The root of it was Maui was failing with an error:
ERROR: cannot get node info: Premature end of message
That Maui error results in Maui taking a break for 15 minutes, before trying to schedule anything again. Which is fair enough, in the face of communication errors. Only ... Maui doesn't speak to anything except the Torque server. Which is running on the same host.
So what's actually happening here is that Torque can't talk to some node or other, and reporting that to Maui, which is then breaking. It didn't seem right that a communication failure to a single node once should stop jobs from starting elsewhere, which prompted some deeper investigation.
Looking for obvious correlations, we noticed that the scheduling blips happened right when we're running lots of analysis jobs - exactly when we don't want scheduler blips! However, it wasn't an obvious correlation, in that sometimes running 1000 jobs at once was fine, other times 400 caused things to gum up.
More worry-some than sub-optimal scheduling was that during the same time period we got occasional errors from the CE's, of the form:
BLAH error: submission command failed (exit code = 1)
(stderr:pbs_iff: cannot read reply from
cannot connect to server svr016.gla.scotgrid.ac.uk
(errno=15007) Unauthorized Request
Dissecting that down, the BLAH part is CREAM saying it can't submit the job, so we're looking at the pbs_iff part. The purpose of pbs_iff is to authenticate the current user to the Torque server, so that the job is run with the correct user id (and can be checked with the ACL's on the server, if appropriate). The next part with qsub is just reporting that it's not able to talk to the server.
The root problem is pbs_iff not able to communicate, after which the rest of the qsub is failing for lack of authentication. This is a problem, because these are jobs that are already accepted by the CREAM CE, and shouldn't be failed here. (If a site can't cope with the jobs, the CE should be disabled, so it never accepts the jobs - that's the signal to the submitter/WMS to try elsewhere.)
How does all this link back to the network issues? Well, our cluster is split into two rooms - liked by a couple of fibres.
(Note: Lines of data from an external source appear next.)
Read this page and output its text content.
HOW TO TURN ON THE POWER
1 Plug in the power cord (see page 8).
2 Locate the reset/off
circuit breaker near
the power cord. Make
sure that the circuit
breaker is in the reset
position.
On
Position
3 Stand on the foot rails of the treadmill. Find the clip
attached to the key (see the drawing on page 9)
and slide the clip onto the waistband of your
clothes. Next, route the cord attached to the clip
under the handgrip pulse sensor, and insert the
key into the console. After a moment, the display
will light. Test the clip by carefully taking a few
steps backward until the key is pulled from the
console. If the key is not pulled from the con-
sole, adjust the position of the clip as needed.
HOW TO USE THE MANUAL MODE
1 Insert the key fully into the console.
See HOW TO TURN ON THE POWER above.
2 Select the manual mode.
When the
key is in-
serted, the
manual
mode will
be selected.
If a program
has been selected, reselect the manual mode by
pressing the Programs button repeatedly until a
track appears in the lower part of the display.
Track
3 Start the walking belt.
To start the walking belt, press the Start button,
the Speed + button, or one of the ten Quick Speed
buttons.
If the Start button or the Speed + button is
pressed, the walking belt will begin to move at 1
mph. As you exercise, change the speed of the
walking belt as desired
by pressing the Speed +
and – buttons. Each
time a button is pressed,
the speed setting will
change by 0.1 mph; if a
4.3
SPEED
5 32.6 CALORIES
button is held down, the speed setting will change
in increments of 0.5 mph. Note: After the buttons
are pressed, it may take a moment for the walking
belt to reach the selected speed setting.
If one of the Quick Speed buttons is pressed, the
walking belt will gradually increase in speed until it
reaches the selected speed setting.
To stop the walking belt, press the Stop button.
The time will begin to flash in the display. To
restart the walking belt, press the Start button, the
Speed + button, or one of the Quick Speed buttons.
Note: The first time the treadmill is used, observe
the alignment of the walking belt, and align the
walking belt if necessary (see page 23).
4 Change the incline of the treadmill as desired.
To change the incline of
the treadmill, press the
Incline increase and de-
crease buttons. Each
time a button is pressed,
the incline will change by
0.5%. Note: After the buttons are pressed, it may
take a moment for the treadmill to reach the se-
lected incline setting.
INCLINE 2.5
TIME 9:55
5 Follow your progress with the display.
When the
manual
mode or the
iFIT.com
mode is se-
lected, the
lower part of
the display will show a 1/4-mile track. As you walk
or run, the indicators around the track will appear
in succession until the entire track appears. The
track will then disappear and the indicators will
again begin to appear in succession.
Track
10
During analysis, we can see 2 GB per second (yes, that's in bytes) in traffic leaving the disk servers. Roughly half the disk and about half of the CPUs [see later!] are in each room; that implies that given a random distribution half that traffic has to pass through the fibre link.
And, yep, that's the problem right there. The Torque server unable to shout loud enough to talk to the nodes when the link is full, or be heard from some of the CE's. Digging into the stats shows that the link is running at 83% average utilisation, over the past month. So when analysis hits, it wipes out any other traffic.
For the moment, then, I've put a cap on the number of analysis jobs until we can resolve this, as mitigation. And sent Mark off to find some more fibre and ports on the switches!
Some interesting sums: Turns out we have nearer 1/3 the CPU upstairs, and 2/3 (1200 job slots) downstairs. Disk is close to 1/2 each. Matching this up with the planning number of 5 MB per second 'disk spindle to analysis cpu' bandwidth suggests that we need 3 GB per second, or 24 Gbs-1 bandwidth between the rooms to run at full capacity. Compared to 10 Gbs-1 at the moment.
Hrm. No wonder we were having difficulty! On the other hand, it's probably been this link that's the limiting factor in our analysis throughput, so we should be able to roughly double our peak throughput of analysis jobs once that link is upgraded.
That, and not have the scheduler taking a wee nap during peak times.